1465463The Encyclopedia Americana — Thomas, Saint

THOMAS, Saint, also called DIDYMUS (Tomas being the Aramaic; Didymus, the Greek word signifying “twin”), one of the Twelve Apostles known as The Doubter. He is said to have been a native of Antioch, the twin brother of a sister Lysias, children of Diophanes and Rhoa. Eusebius implies that he was a stepbrother of Jesus and that his real name was Judas. The scene in the Gospel, in which the doubts were at last dissipated, that Thomas had expressed with great vehemence as to the fact of the resurrection, is the chief of the three occasions on which he is prominent (consult John xx, 24-29; Luke xxiv, 36-49). After the crucifixion of Christ it fell to the lot of Saint Thomas to proselytize India, and tradition relates with great circumstantiality that he hesitated to travel there until Jesus appeared to him in a vision and ordered him to go to Gondophares, the Indo-Parthian King, who ruled over the Kabul Valley and the Punjab, and to build him a palace. Saint Thomas accordingly went to India, and converted and baptized the King Gundaphoras or Gondophares whose name is known to archæologists through many inscriptions and coins as reigning from A.D. 21 to 52 at Peshawar on the Indus. Later traditions state that Thomas went farther south and east than the Punjab; founded the Church of the Christians of Saint Thomas in Malabar, and was martyred on Mount Saint Thomas near Madras. (See Christians of Saint Thomas). In Ceylon, Saint Thomas shares with Buddha the honor of the footprint on Adam's Peak, reputed as left on his ascension into heaven. His remains were transferred to Edessa where Chrysostom mentions his grave as one of the four genuine tombs of the apostles, the other three being those of Peter, Paul and John.

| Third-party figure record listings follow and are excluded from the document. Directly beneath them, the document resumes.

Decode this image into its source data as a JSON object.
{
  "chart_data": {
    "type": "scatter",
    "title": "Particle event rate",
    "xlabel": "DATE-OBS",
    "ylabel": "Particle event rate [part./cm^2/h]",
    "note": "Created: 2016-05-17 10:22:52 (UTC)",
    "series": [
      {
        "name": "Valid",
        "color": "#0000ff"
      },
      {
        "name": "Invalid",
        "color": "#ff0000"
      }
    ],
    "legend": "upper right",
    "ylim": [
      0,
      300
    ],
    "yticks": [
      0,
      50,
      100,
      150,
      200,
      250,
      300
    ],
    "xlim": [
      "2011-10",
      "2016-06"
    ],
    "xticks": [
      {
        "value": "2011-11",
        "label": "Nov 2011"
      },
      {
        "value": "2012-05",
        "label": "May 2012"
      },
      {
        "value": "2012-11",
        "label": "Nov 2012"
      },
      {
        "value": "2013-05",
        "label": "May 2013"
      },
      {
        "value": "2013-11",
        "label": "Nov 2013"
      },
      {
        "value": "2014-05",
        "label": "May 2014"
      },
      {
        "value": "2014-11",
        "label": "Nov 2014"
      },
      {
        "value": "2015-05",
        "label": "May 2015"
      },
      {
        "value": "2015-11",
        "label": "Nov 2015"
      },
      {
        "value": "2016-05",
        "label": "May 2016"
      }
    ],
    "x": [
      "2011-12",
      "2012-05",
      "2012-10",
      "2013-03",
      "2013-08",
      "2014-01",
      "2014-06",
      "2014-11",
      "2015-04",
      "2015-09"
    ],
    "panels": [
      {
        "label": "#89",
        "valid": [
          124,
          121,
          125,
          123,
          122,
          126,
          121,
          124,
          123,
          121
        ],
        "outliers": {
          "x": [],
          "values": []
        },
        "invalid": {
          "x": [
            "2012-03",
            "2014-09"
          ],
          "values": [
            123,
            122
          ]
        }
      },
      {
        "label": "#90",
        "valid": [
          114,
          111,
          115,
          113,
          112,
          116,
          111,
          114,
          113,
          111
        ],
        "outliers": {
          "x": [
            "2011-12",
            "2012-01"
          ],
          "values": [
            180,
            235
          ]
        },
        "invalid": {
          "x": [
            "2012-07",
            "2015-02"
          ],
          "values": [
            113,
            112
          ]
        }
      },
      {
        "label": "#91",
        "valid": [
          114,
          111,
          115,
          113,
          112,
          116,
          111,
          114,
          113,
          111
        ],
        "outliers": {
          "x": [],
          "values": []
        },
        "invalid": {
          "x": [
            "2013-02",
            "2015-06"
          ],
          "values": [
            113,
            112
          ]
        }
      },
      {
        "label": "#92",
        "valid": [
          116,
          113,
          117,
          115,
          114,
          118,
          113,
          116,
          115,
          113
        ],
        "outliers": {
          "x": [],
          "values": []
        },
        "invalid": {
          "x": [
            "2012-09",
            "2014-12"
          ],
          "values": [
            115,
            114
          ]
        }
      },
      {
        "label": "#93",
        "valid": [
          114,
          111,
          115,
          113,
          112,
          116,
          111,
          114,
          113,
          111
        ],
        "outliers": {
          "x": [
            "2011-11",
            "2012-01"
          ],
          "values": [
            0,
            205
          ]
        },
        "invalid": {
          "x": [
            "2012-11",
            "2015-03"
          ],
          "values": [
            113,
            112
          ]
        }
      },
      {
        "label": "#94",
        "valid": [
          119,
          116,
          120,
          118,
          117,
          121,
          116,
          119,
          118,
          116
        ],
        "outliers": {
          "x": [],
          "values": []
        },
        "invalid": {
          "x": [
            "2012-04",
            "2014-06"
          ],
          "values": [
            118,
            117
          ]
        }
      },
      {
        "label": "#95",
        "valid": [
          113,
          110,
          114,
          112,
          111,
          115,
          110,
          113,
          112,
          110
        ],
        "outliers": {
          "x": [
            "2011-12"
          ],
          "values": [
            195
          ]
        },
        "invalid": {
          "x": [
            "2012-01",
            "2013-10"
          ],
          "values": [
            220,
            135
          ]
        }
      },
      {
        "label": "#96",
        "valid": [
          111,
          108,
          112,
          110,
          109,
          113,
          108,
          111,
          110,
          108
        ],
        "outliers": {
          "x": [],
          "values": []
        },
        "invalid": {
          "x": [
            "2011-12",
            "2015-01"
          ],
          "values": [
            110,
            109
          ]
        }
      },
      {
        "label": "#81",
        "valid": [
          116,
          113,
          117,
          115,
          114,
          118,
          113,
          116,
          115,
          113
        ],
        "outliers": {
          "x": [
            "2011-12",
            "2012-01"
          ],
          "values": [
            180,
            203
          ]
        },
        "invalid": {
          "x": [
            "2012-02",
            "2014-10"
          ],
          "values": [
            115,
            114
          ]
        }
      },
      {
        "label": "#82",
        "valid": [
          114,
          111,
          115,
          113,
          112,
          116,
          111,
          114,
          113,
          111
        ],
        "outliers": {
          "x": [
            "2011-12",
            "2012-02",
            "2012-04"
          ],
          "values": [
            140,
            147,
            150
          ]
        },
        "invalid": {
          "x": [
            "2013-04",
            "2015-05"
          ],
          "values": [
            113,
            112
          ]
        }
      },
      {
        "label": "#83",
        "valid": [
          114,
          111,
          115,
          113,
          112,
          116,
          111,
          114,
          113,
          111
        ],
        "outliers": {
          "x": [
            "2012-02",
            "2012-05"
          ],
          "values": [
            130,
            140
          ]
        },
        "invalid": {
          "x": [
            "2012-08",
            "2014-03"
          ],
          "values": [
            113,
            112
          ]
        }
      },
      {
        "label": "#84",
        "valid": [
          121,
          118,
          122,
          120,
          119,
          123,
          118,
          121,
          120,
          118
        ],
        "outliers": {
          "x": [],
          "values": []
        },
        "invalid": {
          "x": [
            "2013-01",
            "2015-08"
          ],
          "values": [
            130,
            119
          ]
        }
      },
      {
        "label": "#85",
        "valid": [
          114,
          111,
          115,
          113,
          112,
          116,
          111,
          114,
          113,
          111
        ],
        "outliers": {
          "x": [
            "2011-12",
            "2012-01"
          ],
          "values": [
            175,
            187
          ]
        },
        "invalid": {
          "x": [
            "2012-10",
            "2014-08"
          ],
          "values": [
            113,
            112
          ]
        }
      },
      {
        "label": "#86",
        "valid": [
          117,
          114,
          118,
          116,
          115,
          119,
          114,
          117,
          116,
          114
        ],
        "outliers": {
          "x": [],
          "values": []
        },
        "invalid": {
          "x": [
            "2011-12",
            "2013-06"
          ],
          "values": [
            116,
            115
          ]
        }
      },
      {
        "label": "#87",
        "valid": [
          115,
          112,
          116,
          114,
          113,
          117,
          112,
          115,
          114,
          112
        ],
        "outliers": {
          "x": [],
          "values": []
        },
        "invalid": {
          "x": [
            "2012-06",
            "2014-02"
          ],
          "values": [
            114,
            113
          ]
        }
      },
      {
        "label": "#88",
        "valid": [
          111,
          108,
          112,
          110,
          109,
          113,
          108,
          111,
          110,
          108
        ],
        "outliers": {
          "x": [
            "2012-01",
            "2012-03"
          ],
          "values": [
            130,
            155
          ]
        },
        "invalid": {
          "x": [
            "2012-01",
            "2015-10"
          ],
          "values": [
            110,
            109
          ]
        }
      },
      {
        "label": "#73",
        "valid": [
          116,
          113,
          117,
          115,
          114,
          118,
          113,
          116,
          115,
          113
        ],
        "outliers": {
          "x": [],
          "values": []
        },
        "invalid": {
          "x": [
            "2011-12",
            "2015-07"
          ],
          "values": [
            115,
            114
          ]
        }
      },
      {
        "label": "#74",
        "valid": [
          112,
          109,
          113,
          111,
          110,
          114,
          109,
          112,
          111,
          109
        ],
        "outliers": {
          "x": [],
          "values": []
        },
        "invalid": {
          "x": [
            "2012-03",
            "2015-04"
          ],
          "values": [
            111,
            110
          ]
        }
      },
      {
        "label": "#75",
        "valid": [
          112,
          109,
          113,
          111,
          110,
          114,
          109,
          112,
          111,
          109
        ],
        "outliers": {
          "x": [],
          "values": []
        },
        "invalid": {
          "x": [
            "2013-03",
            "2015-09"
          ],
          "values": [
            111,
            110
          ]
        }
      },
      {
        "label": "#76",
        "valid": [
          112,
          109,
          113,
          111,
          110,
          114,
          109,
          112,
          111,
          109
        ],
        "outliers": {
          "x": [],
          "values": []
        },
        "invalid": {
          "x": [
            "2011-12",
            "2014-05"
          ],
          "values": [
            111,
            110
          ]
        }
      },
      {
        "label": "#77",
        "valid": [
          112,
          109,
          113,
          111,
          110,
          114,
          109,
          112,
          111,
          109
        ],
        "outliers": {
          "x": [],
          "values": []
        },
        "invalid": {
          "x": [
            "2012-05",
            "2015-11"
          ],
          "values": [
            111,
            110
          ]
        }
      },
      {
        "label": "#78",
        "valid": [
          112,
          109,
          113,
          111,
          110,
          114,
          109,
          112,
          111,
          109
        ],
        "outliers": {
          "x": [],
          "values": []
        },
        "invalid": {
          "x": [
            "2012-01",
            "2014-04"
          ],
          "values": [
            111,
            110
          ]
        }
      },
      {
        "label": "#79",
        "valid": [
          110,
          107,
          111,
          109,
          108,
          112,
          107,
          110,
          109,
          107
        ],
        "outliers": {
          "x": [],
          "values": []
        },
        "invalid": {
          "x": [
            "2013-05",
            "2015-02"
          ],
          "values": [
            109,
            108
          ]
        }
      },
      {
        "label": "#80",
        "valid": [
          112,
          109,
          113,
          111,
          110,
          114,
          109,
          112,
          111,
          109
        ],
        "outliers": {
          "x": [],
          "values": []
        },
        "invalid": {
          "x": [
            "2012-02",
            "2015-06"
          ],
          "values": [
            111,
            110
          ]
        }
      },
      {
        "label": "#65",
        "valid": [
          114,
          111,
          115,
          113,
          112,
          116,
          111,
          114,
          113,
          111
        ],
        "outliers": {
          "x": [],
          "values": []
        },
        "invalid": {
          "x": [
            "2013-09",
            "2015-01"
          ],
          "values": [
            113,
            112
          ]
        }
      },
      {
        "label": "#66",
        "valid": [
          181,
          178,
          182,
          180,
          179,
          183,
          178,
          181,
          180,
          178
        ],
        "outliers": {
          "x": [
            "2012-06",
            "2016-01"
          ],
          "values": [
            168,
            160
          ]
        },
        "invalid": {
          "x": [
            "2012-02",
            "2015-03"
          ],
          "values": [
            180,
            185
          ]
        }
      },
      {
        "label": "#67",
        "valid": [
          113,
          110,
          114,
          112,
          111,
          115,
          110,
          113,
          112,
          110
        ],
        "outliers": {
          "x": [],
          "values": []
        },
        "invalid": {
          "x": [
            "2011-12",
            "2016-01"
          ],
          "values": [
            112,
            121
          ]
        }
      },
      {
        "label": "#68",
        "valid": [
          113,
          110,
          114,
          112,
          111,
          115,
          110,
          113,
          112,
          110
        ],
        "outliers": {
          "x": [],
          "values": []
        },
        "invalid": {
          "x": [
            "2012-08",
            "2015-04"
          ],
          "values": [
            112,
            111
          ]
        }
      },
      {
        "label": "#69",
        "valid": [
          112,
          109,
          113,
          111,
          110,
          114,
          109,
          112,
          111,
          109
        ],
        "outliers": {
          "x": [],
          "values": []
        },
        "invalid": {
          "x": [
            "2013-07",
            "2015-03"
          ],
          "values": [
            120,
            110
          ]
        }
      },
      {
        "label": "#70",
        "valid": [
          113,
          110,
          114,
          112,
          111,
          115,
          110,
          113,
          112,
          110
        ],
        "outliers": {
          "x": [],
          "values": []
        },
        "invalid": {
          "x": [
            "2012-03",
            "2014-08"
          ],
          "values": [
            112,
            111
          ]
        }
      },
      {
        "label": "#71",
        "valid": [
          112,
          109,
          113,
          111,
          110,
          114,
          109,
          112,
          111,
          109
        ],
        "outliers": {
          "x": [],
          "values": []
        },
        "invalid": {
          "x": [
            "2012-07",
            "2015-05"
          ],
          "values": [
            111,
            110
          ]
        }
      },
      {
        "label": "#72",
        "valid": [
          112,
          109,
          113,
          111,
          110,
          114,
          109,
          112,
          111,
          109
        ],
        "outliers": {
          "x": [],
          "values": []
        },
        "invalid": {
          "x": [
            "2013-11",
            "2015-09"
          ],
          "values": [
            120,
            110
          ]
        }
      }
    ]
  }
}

An apocryphal, ‘Gospel of Thomas,’ is published in Tischendorf's ‘Evangelia Apocrypha.’ In his ‘Zoological Mythology’ (1872), Gubernatis states that in the Middle Ages the Germans of Westphalia made the ass the symbol of Thomas the incredulous apostle to apply to all unbelievers and for a long time, even among German youth, the boy who was last to enter school on Saint ‘Thomas’ day was called the “ass Thomas.” See Apocrypha.